The London Gala Chamber Orchestra started the evening off with “Overture to Orpheus in the Underworld” which somehow morphed into the can can. My musical education continued as I learned “O Danny Boy” is really called “Derry Air.” The evening progressed in this vein of familiar enough to clap or sing-along tunes, both of which the conductor heartily encouraged. Such let yourself loose occasions are rare for the tone deaf like me, and I belted out “I Could Have Danced All Night” with abandon.

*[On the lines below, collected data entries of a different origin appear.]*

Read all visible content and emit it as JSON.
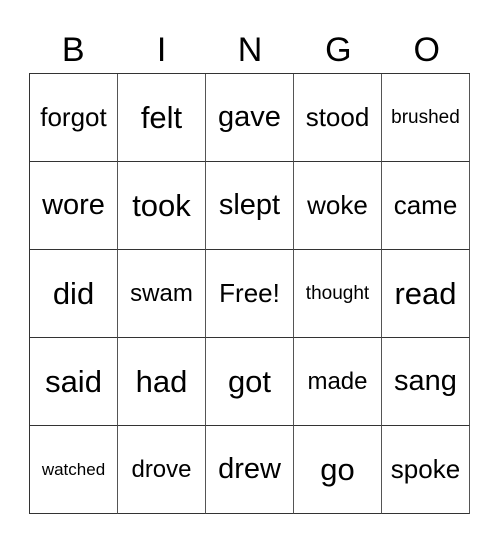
{
  "header": [
    "B",
    "I",
    "N",
    "G",
    "O"
  ],
  "rows": [
    [
      "forgot",
      "felt",
      "gave",
      "stood",
      "brushed"
    ],
    [
      "wore",
      "took",
      "slept",
      "woke",
      "came"
    ],
    [
      "did",
      "swam",
      "Free!",
      "thought",
      "read"
    ],
    [
      "said",
      "had",
      "got",
      "made",
      "sang"
    ],
    [
      "watched",
      "drove",
      "drew",
      "go",
      "spoke"
    ]
  ]
}
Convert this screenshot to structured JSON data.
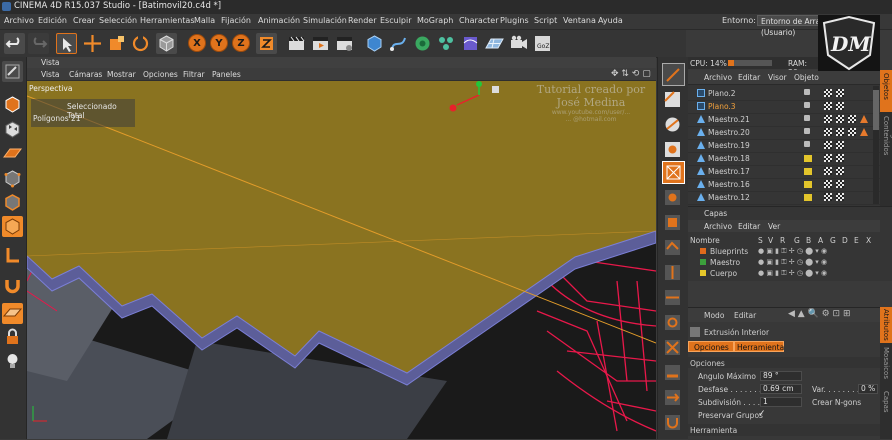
{
  "window": {
    "title": "CINEMA 4D R15.037 Studio - [Batimovil20.c4d *]"
  },
  "menubar": {
    "items": [
      "Archivo",
      "Edición",
      "Crear",
      "Selección",
      "Herramientas",
      "Malla",
      "Fijación",
      "Animación",
      "Simulación",
      "Render",
      "Esculpir",
      "MoGraph",
      "Character",
      "Plugins",
      "Script",
      "Ventana",
      "Ayuda"
    ],
    "entorno_label": "Entorno:",
    "entorno_value": "Entorno de Arranque (Usuario)"
  },
  "toolbar": {
    "axis_x": "X",
    "axis_y": "Y",
    "axis_z": "Z"
  },
  "viewport": {
    "panel_title": "Vista",
    "menu": [
      "Vista",
      "Cámaras",
      "Mostrar",
      "Opciones",
      "Filtrar",
      "Paneles"
    ],
    "camera_label": "Perspectiva",
    "stats_header": "Seleccionado Total",
    "stats_label": "Polígonos",
    "stats_value": "21",
    "watermark_line1": "Tutorial creado por",
    "watermark_line2": "José Medina",
    "watermark_line3": "www.youtube.com/user/...",
    "watermark_line4": "... @hotmail.com"
  },
  "status": {
    "cpu_label": "CPU: 14%",
    "ram_label": "RAM: 36"
  },
  "object_manager": {
    "menu": [
      "Archivo",
      "Editar",
      "Visor",
      "Objeto"
    ],
    "objects": [
      {
        "name": "Plano.2",
        "active": false,
        "yellow": false
      },
      {
        "name": "Plano.3",
        "active": true,
        "yellow": false
      },
      {
        "name": "Maestro.21",
        "active": false,
        "yellow": false
      },
      {
        "name": "Maestro.20",
        "active": false,
        "yellow": false
      },
      {
        "name": "Maestro.19",
        "active": false,
        "yellow": false
      },
      {
        "name": "Maestro.18",
        "active": false,
        "yellow": true
      },
      {
        "name": "Maestro.17",
        "active": false,
        "yellow": true
      },
      {
        "name": "Maestro.16",
        "active": false,
        "yellow": true
      },
      {
        "name": "Maestro.12",
        "active": false,
        "yellow": true
      }
    ]
  },
  "layers": {
    "title": "Capas",
    "menu": [
      "Archivo",
      "Editar",
      "Ver"
    ],
    "columns": [
      "Nombre",
      "S",
      "V",
      "R",
      "G",
      "B",
      "A",
      "G",
      "D",
      "E",
      "X"
    ],
    "rows": [
      {
        "name": "Blueprints",
        "color": "#e06a1c"
      },
      {
        "name": "Maestro",
        "color": "#3ca03c"
      },
      {
        "name": "Cuerpo",
        "color": "#e5c72a"
      }
    ]
  },
  "attributes": {
    "menu": [
      "Modo",
      "Editar"
    ],
    "tool_name": "Extrusión Interior",
    "tabs": [
      "Opciones",
      "Herramienta"
    ],
    "section_opciones": "Opciones",
    "angulo_label": "Angulo Máximo",
    "angulo_value": "89 °",
    "desfase_label": "Desfase . . . . . . .",
    "desfase_value": "0.69 cm",
    "var_label": "Var. . . . . . . . .",
    "var_value": "0 %",
    "subdiv_label": "Subdivisión . . . .",
    "subdiv_value": "1",
    "ngons_label": "Crear N-gons",
    "preservar_label": "Preservar Grupos",
    "preservar_check": "✓",
    "section_herramienta": "Herramienta"
  },
  "side_tabs": {
    "top": [
      "Objetos",
      "Navegador de Contenidos",
      "Estructura"
    ],
    "bottom": [
      "Atributos",
      "Mosaicos",
      "Capas"
    ]
  },
  "logo_text": "DM"
}
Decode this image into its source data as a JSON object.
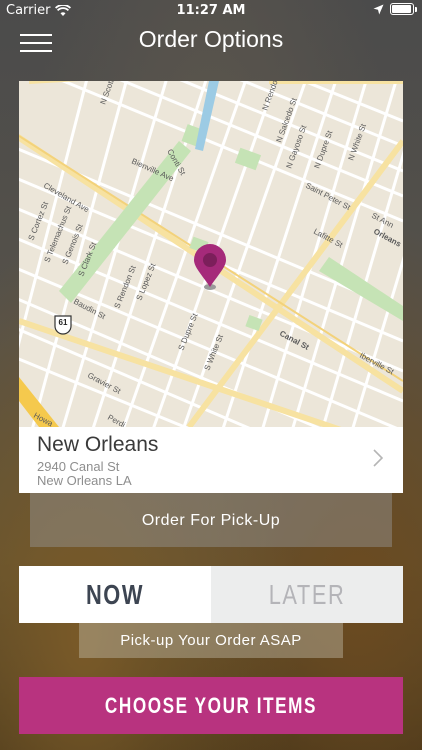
{
  "status_bar": {
    "carrier": "Carrier",
    "time": "11:27 AM",
    "icons": [
      "wifi-icon",
      "location-arrow-icon",
      "battery-icon"
    ],
    "battery_level": 0.95
  },
  "header": {
    "menu_icon": "hamburger-menu-icon",
    "title": "Order Options"
  },
  "map": {
    "street_labels": [
      "N Rendon St",
      "N Scott",
      "N Salcedo St",
      "N Gayoso St",
      "N Dupre St",
      "N White St",
      "Bienville Ave",
      "Conti St",
      "Saint Peter St",
      "Lafitte St",
      "St Ann",
      "Orleans",
      "Cleveland Ave",
      "S Cortez St",
      "S Telemachus St",
      "S Genois St",
      "S Clark St",
      "Baudin St",
      "S Rendon St",
      "S Lopez St",
      "S Dupre St",
      "S White St",
      "Canal St",
      "Iberville St",
      "Gravier St",
      "Perdi",
      "Howa",
      "61"
    ],
    "pin_icon": "map-pin-icon",
    "pin_color": "#a52a7a"
  },
  "location": {
    "name": "New Orleans",
    "address_line1": "2940 Canal St",
    "address_line2": "New Orleans LA",
    "chevron_icon": "chevron-right-icon"
  },
  "order_type": {
    "label": "Order For Pick-Up"
  },
  "timing": {
    "options": [
      "NOW",
      "LATER"
    ],
    "selected": "NOW",
    "hint": "Pick-up Your Order ASAP"
  },
  "cta": {
    "label": "CHOOSE YOUR ITEMS",
    "color": "#b8337f"
  }
}
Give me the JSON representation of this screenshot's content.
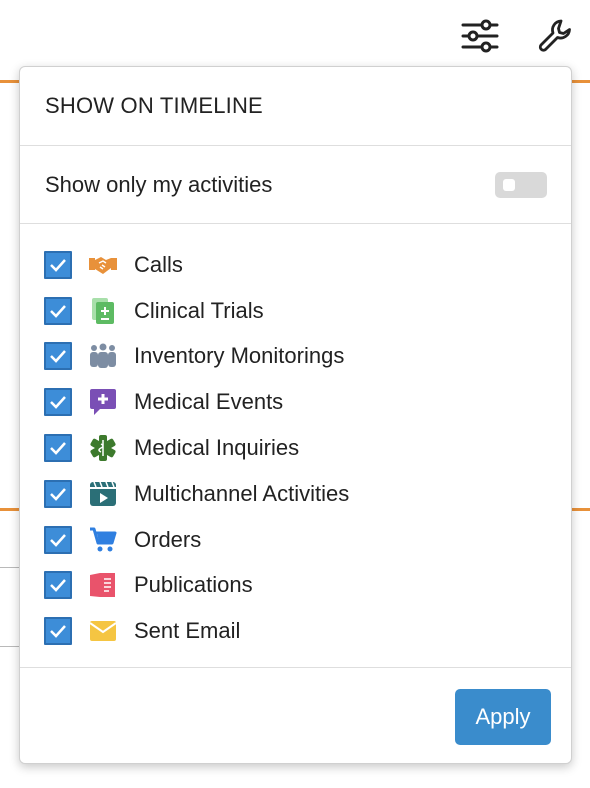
{
  "toolbar": {
    "filter_icon": "sliders-icon",
    "settings_icon": "wrench-icon"
  },
  "popover": {
    "title": "SHOW ON TIMELINE",
    "toggle": {
      "label": "Show only my activities",
      "on": false
    },
    "items": [
      {
        "label": "Calls",
        "checked": true,
        "icon": "handshake-icon",
        "color": "#e8913a"
      },
      {
        "label": "Clinical Trials",
        "checked": true,
        "icon": "clipboard-plus-icon",
        "color": "#5dbb63"
      },
      {
        "label": "Inventory Monitorings",
        "checked": true,
        "icon": "people-group-icon",
        "color": "#7d8da3"
      },
      {
        "label": "Medical Events",
        "checked": true,
        "icon": "medical-chat-icon",
        "color": "#7a4fb5"
      },
      {
        "label": "Medical Inquiries",
        "checked": true,
        "icon": "star-of-life-icon",
        "color": "#3d7a2d"
      },
      {
        "label": "Multichannel Activities",
        "checked": true,
        "icon": "video-clapper-icon",
        "color": "#2b6f77"
      },
      {
        "label": "Orders",
        "checked": true,
        "icon": "cart-icon",
        "color": "#2f7fe0"
      },
      {
        "label": "Publications",
        "checked": true,
        "icon": "book-icon",
        "color": "#e9536b"
      },
      {
        "label": "Sent Email",
        "checked": true,
        "icon": "envelope-icon",
        "color": "#f5c542"
      }
    ],
    "apply_label": "Apply"
  },
  "colors": {
    "accent": "#3a8ccc",
    "checkbox": "#3d8dd8",
    "background_line": "#e8913a"
  }
}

The crowd had worked itself into a champagne frenzy for the firework finale set to “Jerusalem” and “Land of Hope and Glory” complete with flag waving. This was mostly of the £1 plastic Union Jack variety, but a group that had clearly done this before was equipped with large Scottish, English and South African flags. I’ve heard people dismiss this behavior as jingo-istic in the past (flag waving and Jerusalem are also a traditional part of the “real” last night at the Proms) but from my foreigner’s point of view it all seemed harmless enough. The only hint of sinister was when an overly enthusiastic middle aged gent rushed the stage during “Rule Brittania” to stare into the soprano’s eyes at uncomfortably close range. If I’d had an American flag I would have joined in and had the Fourth of July experience I’d been deprived of last month. I don’t think anyone would have minded.
The evening ended with a reprisal of the can can during which the audience was invited down front. One pink chinoed toff found himself flat on his back in his haste to descend the hillside. The effective combination of Champagne consumption and embarrassment got him back on his feet in plenty of time to high kick his heart out.